Tuesday, February 20, 2007

Rice's gamble


One Harmful Handshake - Danielle Pletka

The American secretary of state believes that a Sunni Arab world unified by fear of a radical [Shi'ite] Iran may finally force the Palestinians into peace with Israel. In other words, the Arabs will deliver the Palestinians, and the Americans will deliver the Israelis. This is old think at its worst.

[E]mbracing one terrorist to weaken another is not a foreign policy strategy, it's just unprincipled gamesmanship.
(New York Daily News)

UPDATE:
While the Bush administration has a view that pits America, its [Sunni] Arab allies, Israel and Europe against [Shi'ite] Iran [and] Syria...this is not necessarily how America's Sunni Arab allies view the world.
In the past year, Shiite Iran has been wooing Hamas, which is Sunni.
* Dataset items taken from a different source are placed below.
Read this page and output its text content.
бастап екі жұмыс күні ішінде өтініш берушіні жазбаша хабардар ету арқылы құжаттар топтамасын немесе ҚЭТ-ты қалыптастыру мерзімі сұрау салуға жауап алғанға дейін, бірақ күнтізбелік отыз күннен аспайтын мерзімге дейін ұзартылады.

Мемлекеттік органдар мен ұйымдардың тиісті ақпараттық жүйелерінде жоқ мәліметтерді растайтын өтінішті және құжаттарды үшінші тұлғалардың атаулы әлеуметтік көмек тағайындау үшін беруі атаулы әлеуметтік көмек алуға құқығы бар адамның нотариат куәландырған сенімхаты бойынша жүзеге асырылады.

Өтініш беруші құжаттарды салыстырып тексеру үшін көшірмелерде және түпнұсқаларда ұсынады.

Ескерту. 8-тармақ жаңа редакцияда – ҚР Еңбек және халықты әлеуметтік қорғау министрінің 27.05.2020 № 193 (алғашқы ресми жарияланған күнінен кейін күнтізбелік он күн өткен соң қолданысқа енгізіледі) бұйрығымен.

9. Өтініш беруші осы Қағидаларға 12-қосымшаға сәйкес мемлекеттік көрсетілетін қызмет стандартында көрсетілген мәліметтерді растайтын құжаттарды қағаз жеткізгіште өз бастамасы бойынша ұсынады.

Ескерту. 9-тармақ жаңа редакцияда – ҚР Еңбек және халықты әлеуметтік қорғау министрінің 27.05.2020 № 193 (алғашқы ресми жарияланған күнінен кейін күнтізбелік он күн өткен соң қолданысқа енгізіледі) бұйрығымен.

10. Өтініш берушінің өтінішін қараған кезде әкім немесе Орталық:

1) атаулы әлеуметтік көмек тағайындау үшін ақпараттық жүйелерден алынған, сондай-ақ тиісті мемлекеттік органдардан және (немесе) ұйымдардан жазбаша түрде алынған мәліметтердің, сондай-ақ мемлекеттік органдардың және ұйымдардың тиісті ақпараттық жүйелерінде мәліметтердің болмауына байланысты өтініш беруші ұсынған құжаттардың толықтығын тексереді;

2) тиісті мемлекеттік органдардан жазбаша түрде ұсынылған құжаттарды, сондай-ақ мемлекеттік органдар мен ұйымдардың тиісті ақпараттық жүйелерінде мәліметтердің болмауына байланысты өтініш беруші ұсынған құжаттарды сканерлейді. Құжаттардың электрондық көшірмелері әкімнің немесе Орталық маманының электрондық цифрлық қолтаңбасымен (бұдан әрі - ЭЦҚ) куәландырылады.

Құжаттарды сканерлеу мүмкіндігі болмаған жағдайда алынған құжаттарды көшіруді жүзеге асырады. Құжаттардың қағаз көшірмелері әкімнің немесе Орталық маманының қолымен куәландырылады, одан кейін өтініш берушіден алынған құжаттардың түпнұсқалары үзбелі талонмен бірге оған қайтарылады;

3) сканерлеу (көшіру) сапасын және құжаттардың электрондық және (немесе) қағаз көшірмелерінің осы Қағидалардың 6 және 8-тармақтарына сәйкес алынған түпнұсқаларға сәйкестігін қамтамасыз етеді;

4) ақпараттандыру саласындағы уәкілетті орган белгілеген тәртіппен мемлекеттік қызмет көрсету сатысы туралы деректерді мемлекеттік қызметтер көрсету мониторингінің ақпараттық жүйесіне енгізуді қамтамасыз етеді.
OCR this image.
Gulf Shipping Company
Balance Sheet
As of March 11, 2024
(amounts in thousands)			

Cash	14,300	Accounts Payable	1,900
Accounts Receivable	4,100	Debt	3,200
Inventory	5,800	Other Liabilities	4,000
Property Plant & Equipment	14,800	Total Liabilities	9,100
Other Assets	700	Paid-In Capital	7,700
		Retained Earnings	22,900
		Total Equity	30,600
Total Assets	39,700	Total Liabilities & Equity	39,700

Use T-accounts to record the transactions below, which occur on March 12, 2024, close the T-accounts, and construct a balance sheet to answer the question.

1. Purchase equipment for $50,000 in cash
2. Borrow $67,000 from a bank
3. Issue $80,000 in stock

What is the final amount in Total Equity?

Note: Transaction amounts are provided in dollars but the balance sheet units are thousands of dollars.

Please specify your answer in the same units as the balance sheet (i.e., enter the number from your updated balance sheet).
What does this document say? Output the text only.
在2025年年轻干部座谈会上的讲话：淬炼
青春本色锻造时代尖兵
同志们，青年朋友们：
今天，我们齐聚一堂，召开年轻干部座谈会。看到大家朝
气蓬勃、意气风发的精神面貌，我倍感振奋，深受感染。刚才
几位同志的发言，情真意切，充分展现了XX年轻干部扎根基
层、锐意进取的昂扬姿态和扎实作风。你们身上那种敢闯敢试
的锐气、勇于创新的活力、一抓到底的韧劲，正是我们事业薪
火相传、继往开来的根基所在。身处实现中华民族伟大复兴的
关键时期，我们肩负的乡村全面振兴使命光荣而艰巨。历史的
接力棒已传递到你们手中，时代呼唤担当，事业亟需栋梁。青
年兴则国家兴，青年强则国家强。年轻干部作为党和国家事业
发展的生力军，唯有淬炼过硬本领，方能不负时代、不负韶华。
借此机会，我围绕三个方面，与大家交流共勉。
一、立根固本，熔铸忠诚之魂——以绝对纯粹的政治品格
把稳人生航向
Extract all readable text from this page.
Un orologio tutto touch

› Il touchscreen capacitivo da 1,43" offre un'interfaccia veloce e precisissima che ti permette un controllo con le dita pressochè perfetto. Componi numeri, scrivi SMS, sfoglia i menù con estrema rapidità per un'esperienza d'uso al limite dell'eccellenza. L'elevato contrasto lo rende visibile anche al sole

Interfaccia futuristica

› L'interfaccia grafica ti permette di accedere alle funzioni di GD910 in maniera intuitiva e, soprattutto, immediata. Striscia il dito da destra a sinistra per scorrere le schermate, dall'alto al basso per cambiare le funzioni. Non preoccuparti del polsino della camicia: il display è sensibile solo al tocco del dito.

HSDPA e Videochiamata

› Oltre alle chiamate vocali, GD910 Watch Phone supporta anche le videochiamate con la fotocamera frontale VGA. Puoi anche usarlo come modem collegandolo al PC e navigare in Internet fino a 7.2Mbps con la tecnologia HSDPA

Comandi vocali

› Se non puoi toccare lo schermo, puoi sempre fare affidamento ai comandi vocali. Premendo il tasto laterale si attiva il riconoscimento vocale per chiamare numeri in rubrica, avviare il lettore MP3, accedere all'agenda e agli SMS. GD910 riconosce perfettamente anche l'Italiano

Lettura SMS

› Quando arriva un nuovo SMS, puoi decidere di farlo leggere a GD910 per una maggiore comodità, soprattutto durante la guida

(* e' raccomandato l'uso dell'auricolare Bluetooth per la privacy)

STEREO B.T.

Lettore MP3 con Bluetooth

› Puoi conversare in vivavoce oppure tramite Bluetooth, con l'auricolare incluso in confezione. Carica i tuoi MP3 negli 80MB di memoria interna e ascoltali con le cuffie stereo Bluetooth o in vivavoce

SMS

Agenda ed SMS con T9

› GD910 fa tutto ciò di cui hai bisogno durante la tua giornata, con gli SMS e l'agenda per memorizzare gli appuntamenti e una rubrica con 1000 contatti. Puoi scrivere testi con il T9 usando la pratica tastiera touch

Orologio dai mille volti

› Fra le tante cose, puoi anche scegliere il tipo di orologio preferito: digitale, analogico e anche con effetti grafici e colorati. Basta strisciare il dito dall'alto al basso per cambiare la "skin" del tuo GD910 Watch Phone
The Saudis did not like that, so they fought to get Hamas back on the Sunni side. The Mecca pact put an end, at least temporarily, to the Hamas-Fatah bloodletting. It also put an end, at least temporarily, to Rice's attempt to restart peace talks.
(New York Times)

3 comments:

LHwrites said...

Sadly, as has been seen at every step of the way, the Bush Administration; understands less about the Mideast then almost anyone else in the 21st century. They have helped to make the world a more dangerous and angrier place. They have brought death and destruction and anarchy to Iraq, and somehow thought that would bring the peoples of the Mideast around to America's way of thinking. Sadly, progress seems hopeless until the next election.

LHwrites said...

Of course, when I mentioned progress, I meant progress as Americans would see it. Depending on your point of view, there may have been a lot of progress in the mideast lately. Thanks to our destruction of stability in Iraq, the enormous death toll of Iraqis and our failure to finish off Al Qaeda leadership when it was still in Afghanistan, we have created an empowered and emboldened Iran, A resurgent Hamas and Hizbollah. We generated a dynamic where a quasi-ally like Saudi Arabia, needs to support a Hamas-Fatah accord and leave the US out of it. If you are any of the above mentioned parties, you may very well feel there has been progress made recently. But none of that bodes well for American interests.

Bruce said...

Oddly enough, there are both prominent Democrats and Republicans who support the notion of riding the Sunni-Shia tension. The moves [by the Bush administration] have garnished rare admiration from Dems.

i suspect the whole thing is a house of cards [ie. they hate us more than they hate each other], but only time will tell.